Cultural parallels, however, take many different forms, and each of these can take different paths.  The contents of the al Yahudu tablets are not literary or religious in nature, but rather are documentary materials that record legal and administrative transactions from everyday life.  For parallels, we must look to the texts’ vocabulary and the structure of their formularies.  The aim of this talk will be to examine these elements within this corpus against the broader Neo-Babylonian tradition.  What further complicates the situation is that West Semitic culture had been infiltrating Neo- and Late-Babylonian civilization for quite some time—and to some degree in all three of the abovementioned areas—and one must thereby keep that factor in mind when speaking about possible direction of influence.


Joel Kemp

University of Scranton

Defining the Outsider: The Amorites’ Function and Judahite Identity in Ezekiel 16

Ezekiel 16 uses several examples of figurative and symbolic language to depict the origins and identity of the people of Jerusalem. The chapter describes the history of Jerusalem and its people through a metaphorical biography of an abandoned girl who becomes the daughter and wife of YHWH.  Ezekiel 16:3 and 16:45 discuss Jerusalem’s “biological” origins, connecting them to the Amorites. However, there is little evidence that the authors of Ezekiel had direct contact with the historical Amorites, and scholarly consensus is lacking about the Amorites’ function in Ezekiel 16. In this paper, I argue that the authors of Ezekiel 16 use this symbolic language, as well as metaphors of abandonment, adoption, and marriage, to make a legal argument regarding the nature of Judahite identity and its dependence upon the covenant with YHWH. The invocation of the Amorites appeals to a specific set of biblical traditions that contrasts their legal standing with YHWH to the legal bonds that define Judahites’ relationship with the deity. Specifically, Ezek 16 argues Jerusalem’s initial legal relationship to YHWH, like the Amorites, was non-existent and thus Jerusalem neither could nor should expect to receive the benefits of a covenant with the deity. A purpose of the Amorites’ invocation is to demonstrate the transformation in Jerusalem’s legal standing from marginal and unprotected to secure under YHWH’s legal custodianship as initially an adopted daughter and subsequently his wife.


Anne Marie Kitz

Independent Scholar

ʾĕlohîm and ʾēl The Semitic Perspective of Divinity: The Historical Reality behind some Theological Truths

In the Catechism of the Catholic Church, under the heading “The Profession of Faith,” the following observation occurs, “To be sure, God has left traces of his Trinitarian being in his work of creation and in his Revelation throughout the Old Testament” (sect. 2, chap. 1, art. 1, para. 2, 237 b). The present paper will examine some of these vestiges as articulations of God’s earliest efforts to reveal himself to humanity. The text of the Hebrew Bible, in particular, harbors several instances when God refers to himself in the plural. The fact that some have survived for us to consider, is not only extremely remarkable but also speaks to an early concept of divinity the organization of which was only vaguely known and generally discerned. Citations such as these clearly point the original polytheistic environment, through and with which God worked to make himself known.
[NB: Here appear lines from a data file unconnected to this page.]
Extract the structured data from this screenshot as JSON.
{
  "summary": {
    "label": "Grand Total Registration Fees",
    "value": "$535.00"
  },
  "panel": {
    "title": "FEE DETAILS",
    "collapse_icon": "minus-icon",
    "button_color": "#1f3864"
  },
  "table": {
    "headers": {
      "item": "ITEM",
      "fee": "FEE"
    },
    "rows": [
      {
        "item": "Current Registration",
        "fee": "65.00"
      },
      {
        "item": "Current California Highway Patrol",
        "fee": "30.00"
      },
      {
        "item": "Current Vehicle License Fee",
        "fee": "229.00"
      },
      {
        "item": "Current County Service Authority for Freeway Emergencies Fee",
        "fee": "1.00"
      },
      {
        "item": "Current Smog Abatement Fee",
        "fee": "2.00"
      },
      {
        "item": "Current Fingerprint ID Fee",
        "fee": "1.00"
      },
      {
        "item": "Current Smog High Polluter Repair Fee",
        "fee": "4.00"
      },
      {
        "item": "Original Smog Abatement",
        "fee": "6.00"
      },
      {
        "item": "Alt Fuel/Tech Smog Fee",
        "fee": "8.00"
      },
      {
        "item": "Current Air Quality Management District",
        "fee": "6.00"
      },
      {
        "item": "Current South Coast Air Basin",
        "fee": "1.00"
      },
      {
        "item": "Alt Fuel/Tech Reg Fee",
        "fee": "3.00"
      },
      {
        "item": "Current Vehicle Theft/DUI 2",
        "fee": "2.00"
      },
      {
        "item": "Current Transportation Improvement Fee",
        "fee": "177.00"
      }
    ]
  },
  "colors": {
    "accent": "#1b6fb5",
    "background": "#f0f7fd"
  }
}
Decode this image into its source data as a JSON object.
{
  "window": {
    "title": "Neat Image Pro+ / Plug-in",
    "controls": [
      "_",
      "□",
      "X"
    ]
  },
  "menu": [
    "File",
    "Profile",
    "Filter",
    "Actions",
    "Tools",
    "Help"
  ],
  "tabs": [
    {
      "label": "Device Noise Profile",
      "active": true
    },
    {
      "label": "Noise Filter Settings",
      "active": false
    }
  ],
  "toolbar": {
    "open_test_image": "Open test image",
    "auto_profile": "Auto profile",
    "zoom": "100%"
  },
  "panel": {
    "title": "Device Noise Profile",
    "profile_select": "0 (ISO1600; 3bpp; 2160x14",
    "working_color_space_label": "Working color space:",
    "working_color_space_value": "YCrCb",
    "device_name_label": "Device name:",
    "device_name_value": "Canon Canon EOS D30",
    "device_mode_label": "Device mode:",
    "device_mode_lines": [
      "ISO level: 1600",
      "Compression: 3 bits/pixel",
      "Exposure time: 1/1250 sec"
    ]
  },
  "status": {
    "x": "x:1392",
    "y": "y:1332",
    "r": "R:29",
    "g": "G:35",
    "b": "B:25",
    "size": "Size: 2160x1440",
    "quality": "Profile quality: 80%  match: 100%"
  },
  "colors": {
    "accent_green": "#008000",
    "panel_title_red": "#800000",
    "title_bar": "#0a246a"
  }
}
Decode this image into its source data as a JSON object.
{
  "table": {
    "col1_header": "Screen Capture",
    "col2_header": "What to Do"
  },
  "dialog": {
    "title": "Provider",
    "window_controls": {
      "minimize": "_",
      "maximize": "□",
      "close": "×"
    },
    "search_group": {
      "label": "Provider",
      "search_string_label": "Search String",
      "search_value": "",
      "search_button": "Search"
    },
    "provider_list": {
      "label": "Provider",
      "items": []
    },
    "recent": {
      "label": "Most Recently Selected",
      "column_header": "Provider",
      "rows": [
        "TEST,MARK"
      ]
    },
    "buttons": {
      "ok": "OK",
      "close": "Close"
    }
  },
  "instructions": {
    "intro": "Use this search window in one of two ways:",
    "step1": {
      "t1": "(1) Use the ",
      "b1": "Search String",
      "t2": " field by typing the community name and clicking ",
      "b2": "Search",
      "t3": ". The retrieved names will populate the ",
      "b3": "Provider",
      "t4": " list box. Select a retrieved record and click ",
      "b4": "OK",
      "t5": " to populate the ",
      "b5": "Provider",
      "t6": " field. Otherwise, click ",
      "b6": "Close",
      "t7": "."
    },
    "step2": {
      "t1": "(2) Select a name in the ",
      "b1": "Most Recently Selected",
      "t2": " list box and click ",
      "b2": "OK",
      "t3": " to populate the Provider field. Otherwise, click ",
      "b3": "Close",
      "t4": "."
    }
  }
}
Since the history of God’s revelation begins with polytheism, this presentation will offer a general, examination of humanity’s earliest awareness of the divine that evolved from a common Semitic perspective that initially systematized and envisioned divinity as collectives of anonymous divine beings. It is likely ʾĕlohîm is a remnant of this archaic theological outlook. The presentation opens with a concise review of earlier interpretations of ʾĕlohîm, followed by a succinct analysis of Gen. 20:13, 35:7 and 3:22 and other verses that illustrate ʾĕlohîm’s and Yahweh’s plurality.

Turning to cuneiform texts one particular group of anonymous deities comes to the fore: the Sumerian da-nun-na and their Akkadian counterpart the da-nun-na-ki. A few preliminary observations are discussed including, the danunna’s persistent anonymous character who determine a city’s destiny and oversee the building of temples. Significantly, it is from their number that named city deities emerge, who, with the aid of the danunna, establishes his or her cult for the wellbeing of the state: diĝir-re-e-ne-er šu-mu-un-ne-mah-en da-nun-na-ke4-ne za-e šu-mu-un-ne-il2-en, “You (Enki) are chief among the gods! You are raised among the Anunna! (A Hymn to Enki? [Išme-Dagan X]: P491658, 17-18).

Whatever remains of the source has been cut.